A.C. : Donc la France n'est plus présente militairement au moment des massacres de 1994…
J.H. : Non, il n'y a plus de troupes françaises sur le territoire rwandais à partir de décembre 1993. Il ne reste que 17 coopérants militaires, si j'ai bonne mémoire, qui portent l'uniforme rwandais et servent comme assistants techniques. Ils n'ont pas de mission de combat, mais des missions de formation et d'instruction technique. C'est un point important et sur lequel il faut insister. Car l'on a entendu les rumeurs les plus ineptes accusant la France de crimes, qui auraient été commis pendant le génocide. Alors que ses forces armées avaient quitté le territoire depuis plusieurs mois. Je répète donc, au 6 avril 1994, date du début du génocide, la seule force militaire étrangère présente au Rwanda était celle des Nations Unies.

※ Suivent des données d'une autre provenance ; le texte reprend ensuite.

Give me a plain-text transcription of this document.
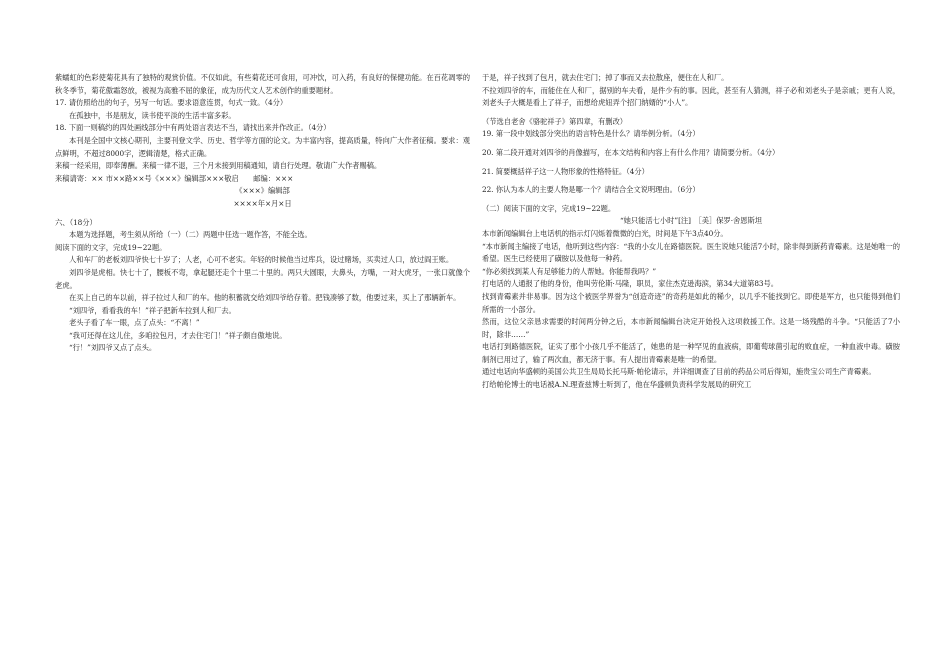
紫蠕虹的色彩使菊花具有了独特的观赏价值。不仅如此，有些菊花还可食用，可冲饮，可入药，有良好的保健功能。在百花凋零的秋冬季节，菊花傲霜怒放，被视为高雅不屈的象征，成为历代文人艺术创作的重要题材。

17. 请仿照给出的句子，另写一句话。要求语意连贯，句式一致。（4分）

在孤独中，书是朋友，读书使平淡的生活丰富多彩。

18. 下面一则稿约的四处画线部分中有两处语言表达不当，请找出来并作改正。（4分）

本刊是全国中文核心期刊，主要刊登文学、历史、哲学等方面的论文。为丰富内容，提高质量，特向广大作者征稿。要求：观点鲜明，不超过8000字，逻辑清楚，格式正确。

来稿一经采用，即奉薄酬。来稿一律不退，三个月未接到用稿通知，请自行处理。敬请广大作者赐稿。

来稿请寄：×× 市××路××号《×××》编辑部×××敬启　　邮编：×××

《×××》编辑部

××××年×月×日

六、（18分）

本题为选择题，考生须从所给（一）（二）两题中任选一题作答，不能全选。

阅读下面的文字，完成19~22题。

人和车厂的老板刘四爷快七十岁了；人老，心可不老实。年轻的时候他当过库兵，设过赌场，买卖过人口，放过阎王账。

刘四爷是虎相。快七十了，腰板不弯，拿起腿还走个十里二十里的。两只大圆眼，大鼻头，方嘴，一对大虎牙，一张口就像个老虎。

在买上自己的车以前，祥子拉过人和厂的车。他的积蓄就交给刘四爷给存着。把钱凑够了数，他要过来，买上了那辆新车。

“刘四爷，看看我的车！”祥子把新车拉到人和厂去。

老头子看了车一眼，点了点头：“不离！”

“我可还得在这儿住，多咱拉包月，才去住宅门！”祥子颇自傲地说。

“行！”刘四爷又点了点头。

于是，祥子找到了包月，就去住宅门；掉了事而又去拉散座，便住在人和厂。

不拉刘四爷的车，而能住在人和厂，据别的车夫看，是件少有的事。因此，甚至有人猜测，祥子必和刘老头子是亲戚；更有人说，刘老头子大概是看上了祥子，而想给虎妞弄个招门纳婿的“小人”。

（节选自老舍《骆驼祥子》第四章，有删改）

19. 第一段中划线部分突出的语言特色是什么？请举例分析。（4分）

20. 第二段开通对刘四爷的肖像描写，在本文结构和内容上有什么作用？请简要分析。（4分）

21. 简要概括祥子这一人物形象的性格特征。（4分）

22. 你认为本人的主要人物是哪一个？请结合全文说明理由。（6分）

（二）阅读下面的文字，完成19~22题。

“她只能活七小时”[注]　［美］保罗·舍恩斯坦

本市新闻编辑台上电话机的指示灯闪烁着微微的白光，时间是下午3点40分。

“本市新闻主编接了电话，他听到这些内容：“我的小女儿在路德医院。医生说她只能活7小时，除非得到新药青霉素。这是她唯一的希望。医生已经使用了磺胺以及他每一种药。

“你必须找到某人有足够能力的人帮她。你能帮我吗？”

打电话的人通报了他的身份，他叫劳伦斯·马隆，职员，家住杰克逊海滨，第34大道第83号。

找到青霉素并非易事。因为这个被医学界誉为“创造奇迹”的奇药是如此的稀少，以几乎不能找到它。即使是军方，也只能得到他们所需的一小部分。

然而，这位父亲恳求需要的时间两分钟之后，本市新闻编辑台决定开始投入这项救援工作。这是一场残酷的斗争。“只能活了7小时，除非……”

电话打到路德医院，证实了那个小孩几乎不能活了，她患的是一种罕见的血液病，即葡萄球菌引起的败血症，一种血液中毒。磺胺制剂已用过了，输了两次血，都无济于事。有人提出青霉素是唯一的希望。

通过电话向华盛顿的美国公共卫生局局长托马斯·帕伦请示，并详细调查了目前的药品公司后得知，施贵宝公司生产青霉素。

打给帕伦博士的电话被A.N.理查兹博士听到了，他在华盛顿负责科学发展局的研究工
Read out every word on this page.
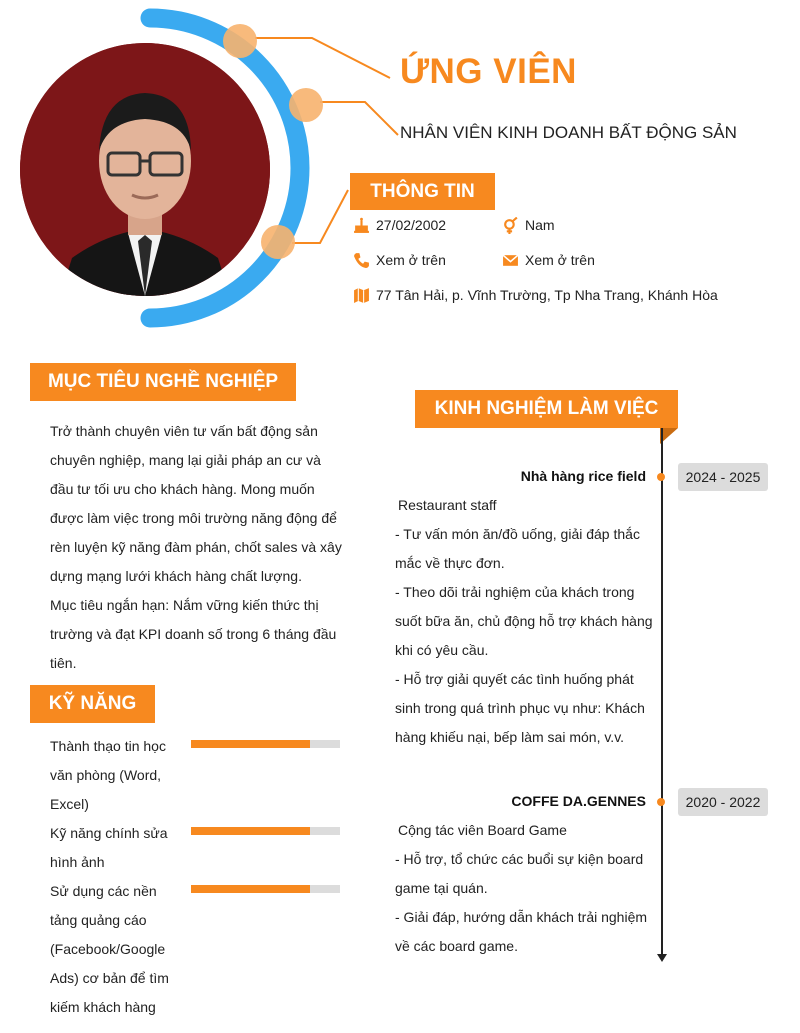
ỨNG VIÊN
NHÂN VIÊN KINH DOANH BẤT ĐỘNG SẢN
THÔNG TIN
27/02/2002	Nam
Xem ở trên	Xem ở trên
77 Tân Hải, p. Vĩnh Trường, Tp Nha Trang, Khánh Hòa
MỤC TIÊU NGHỀ NGHIỆP
Trở thành chuyên viên tư vấn bất động sản
chuyên nghiệp, mang lại giải pháp an cư và
đầu tư tối ưu cho khách hàng. Mong muốn
được làm việc trong môi trường năng động để
rèn luyện kỹ năng đàm phán, chốt sales và xây
dựng mạng lưới khách hàng chất lượng.
Mục tiêu ngắn hạn: Nắm vững kiến thức thị
trường và đạt KPI doanh số trong 6 tháng đầu
tiên.
KỸ NĂNG
Thành thạo tin học
văn phòng (Word,
Excel)
Kỹ năng chính sửa
hình ảnh
Sử dụng các nền
tảng quảng cáo
(Facebook/Google
Ads) cơ bản để tìm
kiếm khách hàng
KINH NGHIỆM LÀM VIỆC
Nhà hàng rice field	2024 - 2025
Restaurant staff
- Tư vấn món ăn/đồ uống, giải đáp thắc
mắc về thực đơn.
- Theo dõi trải nghiệm của khách trong
suốt bữa ăn, chủ động hỗ trợ khách hàng
khi có yêu cầu.
- Hỗ trợ giải quyết các tình huống phát
sinh trong quá trình phục vụ như: Khách
hàng khiếu nại, bếp làm sai món, v.v.
COFFE DA.GENNES	2020 - 2022
Cộng tác viên Board Game
- Hỗ trợ, tổ chức các buổi sự kiện board
game tại quán.
- Giải đáp, hướng dẫn khách trải nghiệm
về các board game.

A.C. : Sous casques bleus donc ?
J.H. : Oui, sous casques bleus et commandée, par un général canadien, le général Roméo Dallaire qui, huit jours après le début du génocide, a laissé sans protester l'ONU réduire ses troupes des 9/10èmes de leurs effectifs. La MINUAR est ainsi passée de 2800 hommes à 280, sur ordre du Conseil de sécurité des Nations Unies. Une décision aberrante ! S'il avait été un homme responsable et courageux, un officier digne de ce nom, le général Dallaire aurait immédiatement démissionné pour rentrer dans son pays, le Canada. C'est ce qu'a fait récemment le général espagnol Vicente Diaz de Villegas, en octobre dernier, quand au Kivu, il a constaté qu'il ne disposait pas des moyens nécessaires pour mettre un terme aux violences provoquées par l'attaque de Nkunda et de ses rebelles tutsis.
A.C. : Bien, revenons à votre arrivée à la frontière du Rwanda en 1994. Comme vous l'avez dit, vous participez alors à l'opération Turquoise, mise sur pied suite à une résolution des Nations Unies…

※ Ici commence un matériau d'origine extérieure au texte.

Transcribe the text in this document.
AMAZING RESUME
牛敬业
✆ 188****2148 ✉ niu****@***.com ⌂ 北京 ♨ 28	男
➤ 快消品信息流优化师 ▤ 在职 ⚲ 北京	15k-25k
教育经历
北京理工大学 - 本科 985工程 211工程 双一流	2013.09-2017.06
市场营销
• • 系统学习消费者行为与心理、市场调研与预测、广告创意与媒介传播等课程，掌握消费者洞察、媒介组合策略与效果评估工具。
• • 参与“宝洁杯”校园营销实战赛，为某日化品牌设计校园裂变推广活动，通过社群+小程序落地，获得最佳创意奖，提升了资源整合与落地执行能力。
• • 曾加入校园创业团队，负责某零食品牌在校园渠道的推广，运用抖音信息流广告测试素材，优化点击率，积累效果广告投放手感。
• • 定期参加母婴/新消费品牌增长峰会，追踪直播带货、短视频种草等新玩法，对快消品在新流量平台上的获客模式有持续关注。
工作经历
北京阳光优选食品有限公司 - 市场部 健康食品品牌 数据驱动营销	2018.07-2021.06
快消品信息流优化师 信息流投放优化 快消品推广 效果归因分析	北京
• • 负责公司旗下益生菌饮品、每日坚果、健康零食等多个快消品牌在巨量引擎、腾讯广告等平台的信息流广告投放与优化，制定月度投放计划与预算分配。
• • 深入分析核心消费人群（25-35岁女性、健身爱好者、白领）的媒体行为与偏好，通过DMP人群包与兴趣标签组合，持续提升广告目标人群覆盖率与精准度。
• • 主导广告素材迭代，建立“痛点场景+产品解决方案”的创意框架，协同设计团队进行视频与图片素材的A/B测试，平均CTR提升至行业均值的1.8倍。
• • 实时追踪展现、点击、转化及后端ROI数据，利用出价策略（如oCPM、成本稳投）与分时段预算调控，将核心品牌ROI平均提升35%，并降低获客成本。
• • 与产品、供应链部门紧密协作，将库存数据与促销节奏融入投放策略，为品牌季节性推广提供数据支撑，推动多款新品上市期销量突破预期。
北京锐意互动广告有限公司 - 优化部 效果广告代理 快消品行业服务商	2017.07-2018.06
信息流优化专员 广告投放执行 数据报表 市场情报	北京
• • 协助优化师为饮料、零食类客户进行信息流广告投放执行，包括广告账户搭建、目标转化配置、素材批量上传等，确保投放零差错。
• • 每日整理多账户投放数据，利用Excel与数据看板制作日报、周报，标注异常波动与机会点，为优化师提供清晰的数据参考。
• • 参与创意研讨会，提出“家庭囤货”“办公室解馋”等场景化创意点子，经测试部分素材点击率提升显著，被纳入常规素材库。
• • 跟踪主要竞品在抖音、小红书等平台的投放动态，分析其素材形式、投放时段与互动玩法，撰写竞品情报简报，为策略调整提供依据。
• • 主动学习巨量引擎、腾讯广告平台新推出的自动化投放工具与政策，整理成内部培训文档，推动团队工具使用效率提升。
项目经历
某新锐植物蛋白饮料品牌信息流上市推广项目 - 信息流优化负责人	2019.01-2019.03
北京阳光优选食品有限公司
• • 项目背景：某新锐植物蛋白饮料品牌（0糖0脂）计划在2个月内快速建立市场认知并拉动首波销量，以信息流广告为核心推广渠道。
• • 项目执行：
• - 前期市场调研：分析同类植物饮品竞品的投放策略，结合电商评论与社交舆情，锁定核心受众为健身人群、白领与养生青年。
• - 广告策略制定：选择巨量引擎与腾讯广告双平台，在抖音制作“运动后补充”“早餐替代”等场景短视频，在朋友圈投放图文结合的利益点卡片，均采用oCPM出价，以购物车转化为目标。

J.H. : Oui, votée avec l'abstention des Etats-Unis, qui n'ont cependant pas opposé leur veto. Madeleine Albright, alors Secrétaire d'Etat, qualifia aussitôt Turquoise d'"opération anormale ". Comme si l'on pouvait qualifier d'anormale une opération destinée à mettre fin à des massacres sans précédents.
A.C. : C'est un paradoxe, la France, seule à intervenir avec quelques pays africains pour arrêter l'effusion de sang, se voit aujourd'hui mise au banc des accusés par le gouvernement de Kigali.
J.H. : Sur ce plan, c'est même la France qui, la première, a parlé de génocide au Rwanda, par la voix de son ministre des Affaires étrangères de l'époque, Alain Juppé. La communauté internationale se taisait. Pire, les Etats-Unis ont tout fait pour l'empêcher d'intervenir.
A.C. : Pourquoi les Etats-Unis ne voulaient-ils pas d'une intervention militaire pour faire cesser le génocide ?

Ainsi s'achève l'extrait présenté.